North Valley Bancorp
- Industry: Banking
- Founded: 1972; 54 years ago
- Defunct: October 3, 2014; 11 years ago
- Fate: Acquired by Tri Counties Bank
- Headquarters: Redding, California
- Key people: Michael J. Cushman, CEO & President Kevin R. Watson, CFO
- Revenue: ▼$32 million (2013)
- Net income: ▼$3 million (2013)
- Total assets: ▲$917 million (2013)
- Total equity: ▼$93 million (2013)
- Number of employees: 319

= North Valley Bancorp =

North Valley Bancorp was a bank holding company headquartered in Redding, California. The company operated 22 branches. The company was acquired by TriCo Bancshares in October 2014, in a merger valued at more than $178 million.

==History==
In September 1972, North Valley Bank was established as a California-chartered bank. The company commenced operations in February 1973.

In 1980, North Valley Bancorp was incorporated as the holding company for North Valley Bank.

In 2000, the company acquired Six Rivers National Bank.

In September 2004, the company acquired Yolo Community Bank for $23 million.
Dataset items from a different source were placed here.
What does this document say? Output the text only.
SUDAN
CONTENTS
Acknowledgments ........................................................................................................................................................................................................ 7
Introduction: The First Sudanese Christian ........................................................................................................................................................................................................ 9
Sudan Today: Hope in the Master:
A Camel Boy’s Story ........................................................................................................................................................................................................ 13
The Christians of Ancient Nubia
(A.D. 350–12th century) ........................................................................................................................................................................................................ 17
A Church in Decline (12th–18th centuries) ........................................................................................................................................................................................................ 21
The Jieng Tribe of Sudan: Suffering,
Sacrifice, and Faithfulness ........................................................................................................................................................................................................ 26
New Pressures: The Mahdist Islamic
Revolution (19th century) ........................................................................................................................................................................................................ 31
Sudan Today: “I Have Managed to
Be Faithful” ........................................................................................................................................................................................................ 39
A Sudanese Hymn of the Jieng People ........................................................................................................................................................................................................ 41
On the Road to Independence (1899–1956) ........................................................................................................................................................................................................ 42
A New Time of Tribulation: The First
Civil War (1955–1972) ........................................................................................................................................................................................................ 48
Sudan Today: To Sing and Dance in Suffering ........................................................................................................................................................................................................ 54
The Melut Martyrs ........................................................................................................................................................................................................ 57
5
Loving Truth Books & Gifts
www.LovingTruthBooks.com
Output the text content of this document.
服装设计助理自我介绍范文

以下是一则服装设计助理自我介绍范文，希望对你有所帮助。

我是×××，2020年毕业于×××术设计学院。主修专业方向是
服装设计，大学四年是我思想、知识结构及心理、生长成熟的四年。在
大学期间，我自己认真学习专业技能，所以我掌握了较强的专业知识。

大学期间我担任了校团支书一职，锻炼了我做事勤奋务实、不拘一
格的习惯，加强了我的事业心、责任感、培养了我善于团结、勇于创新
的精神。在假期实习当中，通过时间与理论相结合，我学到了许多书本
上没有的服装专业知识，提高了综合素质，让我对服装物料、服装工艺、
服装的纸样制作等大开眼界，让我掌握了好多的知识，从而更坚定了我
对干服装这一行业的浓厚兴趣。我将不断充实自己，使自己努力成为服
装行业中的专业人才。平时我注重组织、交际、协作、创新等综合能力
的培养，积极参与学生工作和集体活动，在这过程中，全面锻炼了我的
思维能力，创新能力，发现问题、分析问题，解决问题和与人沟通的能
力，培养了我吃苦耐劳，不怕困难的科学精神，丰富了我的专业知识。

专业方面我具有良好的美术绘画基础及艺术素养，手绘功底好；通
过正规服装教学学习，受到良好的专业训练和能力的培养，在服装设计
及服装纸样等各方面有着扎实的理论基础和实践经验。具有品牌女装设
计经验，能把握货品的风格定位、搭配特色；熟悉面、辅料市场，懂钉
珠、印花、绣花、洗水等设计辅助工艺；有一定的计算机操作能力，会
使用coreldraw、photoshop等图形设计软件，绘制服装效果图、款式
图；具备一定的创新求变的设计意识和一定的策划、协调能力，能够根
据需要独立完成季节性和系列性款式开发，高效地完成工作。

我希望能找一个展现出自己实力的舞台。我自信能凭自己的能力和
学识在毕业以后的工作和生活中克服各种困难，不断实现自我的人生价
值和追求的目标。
In June 2006, the company merged its two subsidiary banks: North Valley Bank and NVB Business Bank.

In 2007, Sterling Financial Corporation agreed to acquire the company for $196 million in cash and stock, but the merger was cancelled after failing to win regulatory approval.

In October 2014, the company was acquired by Tri Counties Bank for $178.4 million in stock.